The ’74 Maverick was warming up when one of the De León family’s cooks ran toward them waving her arms. The gardener was with her.

“Mister,” he said. “Please help us find our daughter. They say you’re going to look for Cristina. Find my little girl, too.”

The detective looked at the couple. The cook handed him a photo of a dark-skinned girl who looked around twelve years old. She was wearing a public school uniform.

“She was playing in the park with her friends. They came and took them all. Put them in a white truck. María Pérez López is her name. She was about to turn fifteen. Two months we’ve been looking for her.”

“We can pay you with our car,” the gardener added, pointing to a broken-down Nissan flatbed next to the servants’ quarters.

Treviño looked compassionately at the girl’s parents and slipped the photo into his breast pocket.

“I’ll keep an eye out for her.”

“Let’s go,” said the Bus, who couldn’t stand those people.

Just as they were about to leave, the cook asked if she could grab a cassette of Juan Luis Guerra’s greatest hits from the Maverick’s glove compartment.

“Sorry. It’s just, who knows if you’ll be back,” she said and hurried back to the kitchen.

“Goddammit!” the Bus exploded.

Moreno and Rafita, leaning on the two Lobos with tinted windows, watched them until the Maverick’s engine turned over and the main gate opened.

When Treviño and the Bus reached the outskirts of La Eternidad, they stopped at a convenience store. A headline from the evening paper caught their attention: FIFTY CONSTRUCTION WORKERS DISAPPEARED NORTH OF LA ETERNIDAD: THEIR BELONGINGS WERE FOUND ON A TRAIN TO MATAMOROS. While the Bus picked up a few bottles of soda and a dozen or so bags of junk food, Treviño stepped out to smoke his first cigarette of the trip. Standing there, he noticed that the front yard of the house next door was being set up for a quinceañeara. Everything was there, even the cake. As he watched the preparations, Treviño thought back to a few months earlier, when an armed crew had killed seventeen kids at the same kind of gathering not far from La Eternidad. The killers got out of two huge trucks, took their time interrogating everyone there, then shot them all and left. Later it was revealed that they’d been released from federal prison by the warden for the express purpose of carrying out the crime.

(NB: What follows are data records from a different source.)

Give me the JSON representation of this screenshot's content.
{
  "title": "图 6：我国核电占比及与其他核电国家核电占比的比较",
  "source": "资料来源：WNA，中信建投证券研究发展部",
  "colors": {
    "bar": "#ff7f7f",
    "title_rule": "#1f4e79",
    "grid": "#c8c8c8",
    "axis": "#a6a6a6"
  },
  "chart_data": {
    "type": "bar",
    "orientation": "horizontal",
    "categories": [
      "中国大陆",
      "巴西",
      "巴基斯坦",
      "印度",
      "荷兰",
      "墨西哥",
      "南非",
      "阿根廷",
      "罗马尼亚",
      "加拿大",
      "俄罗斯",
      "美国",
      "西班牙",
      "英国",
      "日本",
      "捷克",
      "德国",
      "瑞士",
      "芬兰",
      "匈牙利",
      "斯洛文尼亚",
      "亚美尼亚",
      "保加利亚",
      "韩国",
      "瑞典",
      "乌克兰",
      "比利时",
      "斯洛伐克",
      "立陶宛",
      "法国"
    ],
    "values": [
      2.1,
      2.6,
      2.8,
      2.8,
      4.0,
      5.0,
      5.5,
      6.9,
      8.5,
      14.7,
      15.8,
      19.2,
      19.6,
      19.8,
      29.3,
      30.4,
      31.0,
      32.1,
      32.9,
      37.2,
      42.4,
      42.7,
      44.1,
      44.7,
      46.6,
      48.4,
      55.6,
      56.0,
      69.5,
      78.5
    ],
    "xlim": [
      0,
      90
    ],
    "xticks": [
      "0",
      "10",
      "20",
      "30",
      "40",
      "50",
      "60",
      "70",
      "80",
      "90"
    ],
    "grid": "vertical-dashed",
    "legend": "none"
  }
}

He recalled how the hit men had opened fire on a group of kids (sure, maybe they were dealing drugs, but they were still a group of unarmed teenagers) and thought to himself, God help us. It was a party just like this one. The guys must have driven up a street just like this one, fanned out across a garden just like this one, terrorized a group of people like the ones right here. People dancing, chatting, enjoying life. And how do you bring them to justice when there are no witnesses, the facts of the case are beyond reckoning, and they’re backed by the prison’s warden, to say nothing of the politicians. From one day to the next, right before our eyes, everything changed. The law doesn’t decide who has the right to live anymore. It’s them. It’s the criminals who decide who lives and who dies. “Holy shit,” he said, tossing his cigarette. “What have I gotten myself into?”